Change to the new case directory that you just created:

cd /nesi/nobackup/${PROJECT_CODE}/$USER/cesm/output/b.e20.B1850.f19_g17.test

On Mahuika only: we will now adjust the number of processors (tasks) the simulation will run on. This case is configured to run on 6 full nodes by default but we're just running a short test, so let's reduce the maximum number of tasks per node, keeping the layout between different components the same:

./xmlchange MAX_TASKS_PER_NODE=32
./xmlchange MAX_MPITASKS_PER_NODE=32

Changes to the number of processors/tasks and layout must be made before calling case.setup. More details about modifying a case can be found in the CESM documentation and also in ARCHER2's CESM documentation.
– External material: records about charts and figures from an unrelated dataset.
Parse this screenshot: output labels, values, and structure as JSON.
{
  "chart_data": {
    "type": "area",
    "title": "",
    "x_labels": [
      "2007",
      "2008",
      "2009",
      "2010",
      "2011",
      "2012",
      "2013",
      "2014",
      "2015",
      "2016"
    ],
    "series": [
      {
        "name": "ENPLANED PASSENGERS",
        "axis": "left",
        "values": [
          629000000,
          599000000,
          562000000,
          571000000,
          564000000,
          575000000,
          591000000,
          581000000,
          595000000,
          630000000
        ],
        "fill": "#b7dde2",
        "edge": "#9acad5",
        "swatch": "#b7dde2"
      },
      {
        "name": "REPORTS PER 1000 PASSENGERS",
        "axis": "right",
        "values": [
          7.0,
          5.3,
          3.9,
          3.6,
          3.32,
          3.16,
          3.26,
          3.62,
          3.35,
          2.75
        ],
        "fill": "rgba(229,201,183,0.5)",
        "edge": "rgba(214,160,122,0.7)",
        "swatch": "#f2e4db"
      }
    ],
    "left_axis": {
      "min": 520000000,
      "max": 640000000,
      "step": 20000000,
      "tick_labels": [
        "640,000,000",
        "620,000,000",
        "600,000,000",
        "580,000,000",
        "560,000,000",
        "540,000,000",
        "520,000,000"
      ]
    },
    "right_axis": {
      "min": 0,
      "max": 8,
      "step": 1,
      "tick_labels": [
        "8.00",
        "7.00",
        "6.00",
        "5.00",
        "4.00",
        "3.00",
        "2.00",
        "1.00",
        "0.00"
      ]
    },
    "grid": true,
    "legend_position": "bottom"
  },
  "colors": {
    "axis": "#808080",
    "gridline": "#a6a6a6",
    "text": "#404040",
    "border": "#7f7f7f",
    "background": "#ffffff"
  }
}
Let's also reduce the wall time (which will default to the maximum value otherwise):

./xmlchange --subgroup case.run JOB_WALLCLOCK_TIME="00:20:00"

Next, set up the case and preview the run:

./case.setup
./preview_run

Check that everything looks correct in the preview. On Mahuika you should see that the case is setup to run on 192 total tasks:

CASE INFO:
  nodes: 6
  total tasks: 192
  tasks per node: 32
  thread count: 1

On Māui this should show 240 total tasks and 40 tasks per node, unless you changed those above.

Now build the case (this could take a while if it needs to download input data):

./case.build

Update any other settings as necessary, for example here we turn off short term archiving:

./xmlchange DOUT_S=FALSE

Finally, run the job (this could take a while if it needs to download input data):

./case.submit

A job will be submitted to the Slurm queue, you can view the queue using squeue --me. Check the job succeeded as described on the upstream quick start guide.

Performance tuning - optimising processor layout

With CESM it can be important to tune the processor layout for best performance with respect to the different components (atmosphere, land, sea ice, etc.). Many different configurations are possible, although there are some hard coded constraints, and this is well documented in CIME (the case control system used by CESM):

https://esmci.github.io/cime/versions/maint-5.6/html/users_guide/pes-threads.html

The above link lists some of the common configurations, such as fully sequential or fully sequential except the ocean running concurrently.

One approach to load balancing (i.e. optimising processor layout) is documented on the above page in the section "One approach to load balancing" here. It involves performing a number of short model runs to determine which components are most expensive and how the individual components scale. That information can then be used to determine an optimal load balance.